Overall, not one company reported an actual modern slavery incident even if they referred to potential red flags such as passport retention, underpayments, forced overtime or recruitment fees charged to workers.
“Modern slavery involves serious criminal conduct and, as with other crimes, boards are likely to be reluctant to publicly disclose any occurrences in companies’ operations and supply chains,” the report said.
The report found companies often focused on “paper over practice” and the quality of their statements was “frequently undermined by insufficient detail around the implementation of key actions, such as policies, risk assessments or training”.

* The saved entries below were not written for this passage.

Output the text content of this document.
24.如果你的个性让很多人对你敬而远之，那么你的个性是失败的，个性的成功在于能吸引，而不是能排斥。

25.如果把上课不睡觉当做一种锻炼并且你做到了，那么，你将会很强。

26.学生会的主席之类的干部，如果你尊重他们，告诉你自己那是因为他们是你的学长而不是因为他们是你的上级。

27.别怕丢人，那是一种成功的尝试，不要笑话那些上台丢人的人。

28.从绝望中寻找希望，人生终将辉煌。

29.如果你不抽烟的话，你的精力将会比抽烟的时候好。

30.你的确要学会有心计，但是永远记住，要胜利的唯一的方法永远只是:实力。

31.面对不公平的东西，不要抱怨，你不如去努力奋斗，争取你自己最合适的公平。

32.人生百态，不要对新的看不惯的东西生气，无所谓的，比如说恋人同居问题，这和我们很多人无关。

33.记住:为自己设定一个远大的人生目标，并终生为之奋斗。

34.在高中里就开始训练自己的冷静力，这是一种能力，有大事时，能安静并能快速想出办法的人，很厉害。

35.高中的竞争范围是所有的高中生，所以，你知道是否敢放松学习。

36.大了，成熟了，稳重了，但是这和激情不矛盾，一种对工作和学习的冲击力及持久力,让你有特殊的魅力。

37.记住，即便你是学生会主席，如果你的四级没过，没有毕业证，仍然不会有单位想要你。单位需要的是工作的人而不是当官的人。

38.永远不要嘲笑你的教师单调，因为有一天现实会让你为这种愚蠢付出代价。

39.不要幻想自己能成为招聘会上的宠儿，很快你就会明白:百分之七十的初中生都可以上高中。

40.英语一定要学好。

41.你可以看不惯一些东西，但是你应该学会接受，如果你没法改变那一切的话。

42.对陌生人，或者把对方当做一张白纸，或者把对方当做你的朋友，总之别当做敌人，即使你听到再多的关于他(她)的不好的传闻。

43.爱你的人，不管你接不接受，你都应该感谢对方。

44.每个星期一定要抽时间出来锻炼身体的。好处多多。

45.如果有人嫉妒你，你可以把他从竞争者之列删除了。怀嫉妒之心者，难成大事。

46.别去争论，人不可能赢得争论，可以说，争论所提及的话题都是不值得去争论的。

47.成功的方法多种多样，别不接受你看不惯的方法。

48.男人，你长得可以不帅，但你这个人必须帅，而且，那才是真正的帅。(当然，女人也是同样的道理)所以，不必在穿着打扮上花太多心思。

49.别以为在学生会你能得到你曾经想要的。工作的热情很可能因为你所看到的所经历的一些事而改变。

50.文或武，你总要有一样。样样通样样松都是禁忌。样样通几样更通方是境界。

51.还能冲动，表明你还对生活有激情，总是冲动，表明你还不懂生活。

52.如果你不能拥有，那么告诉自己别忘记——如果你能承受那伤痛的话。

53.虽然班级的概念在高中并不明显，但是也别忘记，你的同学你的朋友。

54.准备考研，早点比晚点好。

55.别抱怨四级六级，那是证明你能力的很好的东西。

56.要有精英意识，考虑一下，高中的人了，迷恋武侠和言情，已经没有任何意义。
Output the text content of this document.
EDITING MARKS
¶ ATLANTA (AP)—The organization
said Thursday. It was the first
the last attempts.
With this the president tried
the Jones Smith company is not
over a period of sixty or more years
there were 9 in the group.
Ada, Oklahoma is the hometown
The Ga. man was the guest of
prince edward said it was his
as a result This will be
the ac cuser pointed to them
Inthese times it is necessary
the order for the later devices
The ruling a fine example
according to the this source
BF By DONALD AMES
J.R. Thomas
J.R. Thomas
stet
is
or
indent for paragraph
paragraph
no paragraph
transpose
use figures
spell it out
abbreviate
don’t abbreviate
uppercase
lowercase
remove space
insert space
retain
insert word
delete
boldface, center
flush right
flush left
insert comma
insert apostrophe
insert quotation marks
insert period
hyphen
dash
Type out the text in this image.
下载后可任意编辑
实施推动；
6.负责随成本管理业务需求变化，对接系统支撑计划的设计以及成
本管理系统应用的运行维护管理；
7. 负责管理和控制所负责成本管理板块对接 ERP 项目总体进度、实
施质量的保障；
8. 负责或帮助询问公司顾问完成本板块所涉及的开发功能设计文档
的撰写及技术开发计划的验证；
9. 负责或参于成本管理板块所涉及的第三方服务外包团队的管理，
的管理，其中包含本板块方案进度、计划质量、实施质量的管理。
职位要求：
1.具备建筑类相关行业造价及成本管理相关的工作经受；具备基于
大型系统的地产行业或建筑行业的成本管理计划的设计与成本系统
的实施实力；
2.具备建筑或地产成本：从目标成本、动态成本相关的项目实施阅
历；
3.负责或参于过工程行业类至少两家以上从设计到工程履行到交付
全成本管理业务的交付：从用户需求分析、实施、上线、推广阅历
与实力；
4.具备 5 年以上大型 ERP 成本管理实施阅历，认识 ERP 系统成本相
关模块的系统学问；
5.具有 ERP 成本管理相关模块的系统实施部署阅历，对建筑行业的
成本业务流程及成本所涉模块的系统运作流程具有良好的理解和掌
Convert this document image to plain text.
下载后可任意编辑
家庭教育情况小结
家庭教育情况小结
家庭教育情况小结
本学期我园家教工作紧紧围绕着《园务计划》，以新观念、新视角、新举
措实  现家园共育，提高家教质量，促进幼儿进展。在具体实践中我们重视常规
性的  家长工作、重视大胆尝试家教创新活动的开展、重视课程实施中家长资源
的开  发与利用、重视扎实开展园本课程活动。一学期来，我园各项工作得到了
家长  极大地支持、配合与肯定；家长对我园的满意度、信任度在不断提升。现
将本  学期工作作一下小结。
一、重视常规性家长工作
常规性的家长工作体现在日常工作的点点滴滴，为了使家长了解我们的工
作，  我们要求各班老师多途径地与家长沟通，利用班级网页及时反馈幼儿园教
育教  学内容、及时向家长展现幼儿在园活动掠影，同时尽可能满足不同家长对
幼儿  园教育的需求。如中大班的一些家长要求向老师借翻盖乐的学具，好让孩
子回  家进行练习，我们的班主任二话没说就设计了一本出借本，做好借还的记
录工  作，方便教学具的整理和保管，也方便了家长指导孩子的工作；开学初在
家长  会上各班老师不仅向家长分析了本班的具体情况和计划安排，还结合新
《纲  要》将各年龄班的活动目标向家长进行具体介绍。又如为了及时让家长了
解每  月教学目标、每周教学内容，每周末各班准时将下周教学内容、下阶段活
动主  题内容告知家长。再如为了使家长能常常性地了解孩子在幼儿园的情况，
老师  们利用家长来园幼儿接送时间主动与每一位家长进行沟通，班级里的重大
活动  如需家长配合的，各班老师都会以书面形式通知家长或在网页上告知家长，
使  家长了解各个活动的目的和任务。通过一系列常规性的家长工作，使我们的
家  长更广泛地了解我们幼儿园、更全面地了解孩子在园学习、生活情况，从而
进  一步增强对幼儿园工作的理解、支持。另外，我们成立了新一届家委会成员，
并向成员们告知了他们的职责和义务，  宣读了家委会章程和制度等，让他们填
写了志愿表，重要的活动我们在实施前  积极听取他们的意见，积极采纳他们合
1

“Many ASX 200 companies appear poorly prepared to respond to modern slavery incidents that may be identified in their operations or supply chains and are taking few steps to ensure that grievance mechanisms for vulnerable workers are trusted and accessible,” the report said.
It was not all the bad news, however.
Anonymous interviews with five ASX200 companies revealed the sectors most used to high levels of scrutiny and oversight, such as finance or food and beverages, also did the best reporting.
Those interviewees said for the regulation to work companies needed to go “beyond compliance” and deliver concrete change, warning that some businesses were focused on process and presentation over outcomes.
Almost all interviewees said they struggled to go beyond tier-one suppliers, either with domestic suppliers who did not understand modern slavery can occur in Australia or overseas suppliers reluctant to acknowledge it as an issue or unwilling to provide information.
Interviewees also suggested the lack of previous examples of slavery reporting may have been challenging for some and “contributed to a ‘race to the middle’ as companies take a conservative approach to first-year reporting”, the report said.
The report advised that investors can help change the dynamic by encouraging companies to ensure vulnerable workers have access to grievance mechanisms and for reports to go beyond tier-one suppliers.